Sean Kilpatrick/The Canadian PressThe Supreme Court of Canada.
The Supreme Court of Canada case known as R v Jordan is but eight months old and change. It’s in its infancy.
And by the standards of the Canadian criminal justice system itself, where things move along at a glacial pace, it’s far too soon to evaluate the sucker.
The decision by a majority of the court radically changed what is tolerable delay and what is not. The judges dared to impose a “presumptive ceiling” on how long it should take to bring an accused person to trial – 18 months in the busy provincial courts and 30 months for the serious cases destined for the country’s Superior Courts.
And perhaps more important, in the process the court attempted to shock the sleepy, lazy system and the somnolent governments that pay for it into reform.
Naturally, the system and some participants have reacted as you might expect; they have a bad case of premature denunciation.
The farcical nature of this denunciation is best captured in a story in the other national newspaper, which appeared last week and kicked things off.
The paper reported that lawyers across the country are seeking stays in about 800 criminal cases — including some murder and attempted murder charges — for unreasonable delay since the Supreme Court issued its decision last July.

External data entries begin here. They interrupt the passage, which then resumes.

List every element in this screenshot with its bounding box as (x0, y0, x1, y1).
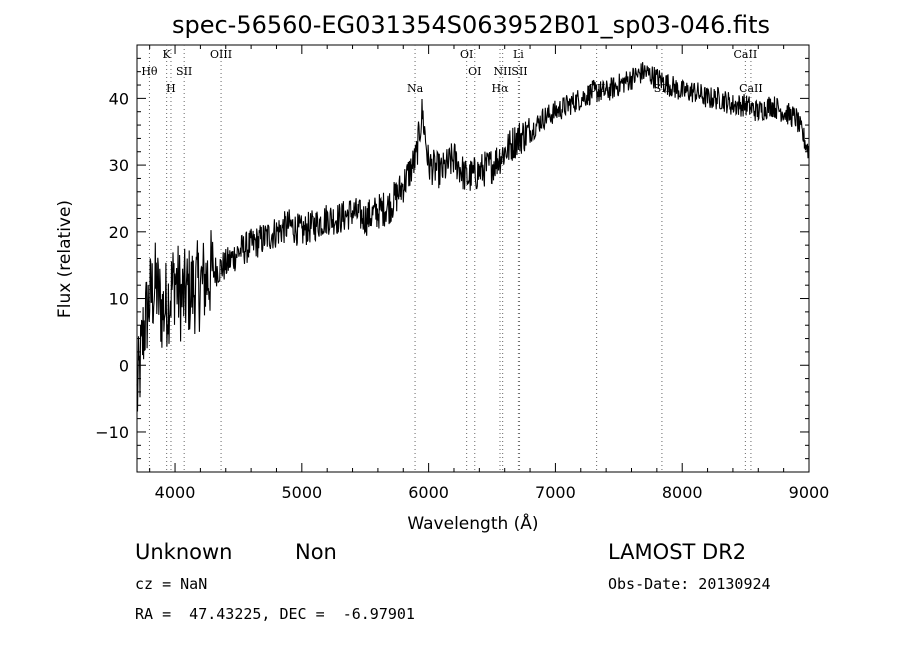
y-tick-label: −10 (95, 423, 129, 442)
x-tick-label: 8000 (662, 483, 703, 502)
x-tick-label: 7000 (535, 483, 576, 502)
object-subclass: Non (295, 540, 337, 564)
spectral-line-label: CaII (734, 48, 758, 61)
object-class: Unknown (135, 540, 233, 564)
spectral-line-label: SII (176, 65, 192, 78)
x-tick-label: 5000 (281, 483, 322, 502)
spectrum-plot: spec-56560-EG031354S063952B01_sp03-046.f… (55, 11, 830, 534)
spectral-line-label: OI (468, 65, 481, 78)
spectral-line-label: Hα (491, 82, 509, 95)
redshift-cz: cz = NaN (135, 575, 208, 593)
spectral-line-label: H (166, 82, 176, 95)
spectral-line-label: Na (407, 82, 424, 95)
spectral-line-label: CaII (739, 82, 763, 95)
spectral-line-label: Hθ (141, 65, 158, 78)
y-tick-label: 20 (109, 223, 129, 242)
chart-title: spec-56560-EG031354S063952B01_sp03-046.f… (172, 11, 770, 39)
coordinates: RA = 47.43225, DEC = -6.97901 (135, 605, 415, 623)
y-axis-ticks: −10 0 10 20 30 40 (95, 44, 809, 473)
x-tick-label: 6000 (408, 483, 449, 502)
spectral-line-label: SII (511, 65, 527, 78)
x-axis-label: Wavelength (Å) (407, 512, 538, 534)
spectral-line-label: NII (494, 65, 512, 78)
y-tick-label: 0 (119, 356, 129, 375)
spectral-line-label: OI (460, 48, 473, 61)
x-axis-ticks: 4000 5000 6000 7000 8000 9000 (149, 45, 830, 502)
spectral-line-label: K (163, 48, 172, 61)
spectral-line-label: Li (513, 48, 524, 61)
x-tick-label: 9000 (789, 483, 830, 502)
y-tick-label: 30 (109, 156, 129, 175)
y-tick-label: 10 (109, 290, 129, 309)
spectrum-series-line (136, 62, 810, 412)
plot-frame (136, 44, 810, 473)
y-tick-label: 40 (109, 89, 129, 108)
survey-name: LAMOST DR2 (608, 540, 747, 564)
x-tick-label: 4000 (155, 483, 196, 502)
observation-date: Obs-Date: 20130924 (608, 575, 771, 593)
spectral-line-label: OIII (210, 48, 232, 61)
y-axis-label: Flux (relative) (55, 200, 75, 318)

What it failed to note is that most of those cases are the “transitional” ones, where charges were laid before R v Jordan and for which the court deliberately built in forgiveness. For the most part, these cases haven’t yet been reviewed by appeal courts, and thus it’s far too soon to say that the charges will be stayed, the prosecutions lost.
Two of the high-profile murders referred to in the story date back to 2012 and 2010 respectively, years before the decision in Jordan was issued.
But back to the farcical bit.
The story quoted Anne London-Weinstein, the president of Ottawa’s Defence Counsel Association, saying, with what sure seemed like evident disapproval, that “The Jordan shadow has fallen over the courtroom. Judges are hyper-vigilant about not wasting time.”
(With all due respect to London-Weinstein, I have spent four decades covering the courts, including several cases in Ottawa, and I’ve encountered only a handful of judges — John McMahon, Michael Code and the recently retired Eugene Ewaschuk, all of the Ontario Superior Court in Toronto — who displayed even the slightest inclination in not wasting time.
Indeed, a casual observer wandering into the ordinary courtroom across the land might imagine that wasting time, in fact, is the judge’s sole function: Start late; break often and long; wank on ad nauseum and end early is practically the system’s motto.)
And, the story went on, “In another case, a judge sought special permission from court administration officials to hear a jury trial into the summer months…”
Can you imagine? The vision is horrific: A criminal court, having to work the summer, just like the rest of the schmoes.
This observation was couched of course in concern for the schmoes, the poor potential jurors, but with respect, they ain’t the ones used to having an entire summer off.
It reminded me of a story I found when I was writing about the unaccountability of the judiciary for my book on the justice system.
In 2006, Wally Oppal, a former B.C. Supreme Court judge, was the province’s attorney-general, and in a Vancouver Sun piece about “slow justice” in the provincial courts, Oppal was quoted posing a mild rhetorical question to the reporter.
“Why do we still start trials in the Supreme Court (the Superior Court in other provinces) at 10 a.m.?” he mused.
That earned him a rebuke from the then-Chief Justice, who dashed off an email demanding an apology. Blessedly, the Sun got a copy of the email too, and Oppal did not apologize.
But complacency is the culture in the criminal courts, and only those who are rarely in them would doubt it.
That, in a roundabout way, brings me to an editorial that appeared in the same paper a few days after the story.
Now, it’s true that the sensible person doesn’t look to newspaper editorials for guidance — on anything really, from which party to vote for to what to wish for in health care to how to judge the worth of political candidates.
This may hold particularly true for a newspaper that lists in its masthead (the traditional place on the editorial page where the names of various editors appears) merely a “Head of Experience” and a “Head of Audience.” No journalism body this precious ought to purport to dispense advice.
As for what might help speed trials along, how about ditching the preliminary inquiry, that archaic time-waster of a procedure, in many cases? How about the feds fill some of those vacancies on the bench? How about the police lay only the necessary charges, not duplicates that allege the same thing? How about prosecutors whittle the charges down? How about considering a public defender system, as opposed to the broke, inefficient and flawed legal aid system?
R v Jordan may be trying to fix the unfixable; that remains to be seen. But at least the Supreme Court majority are trying.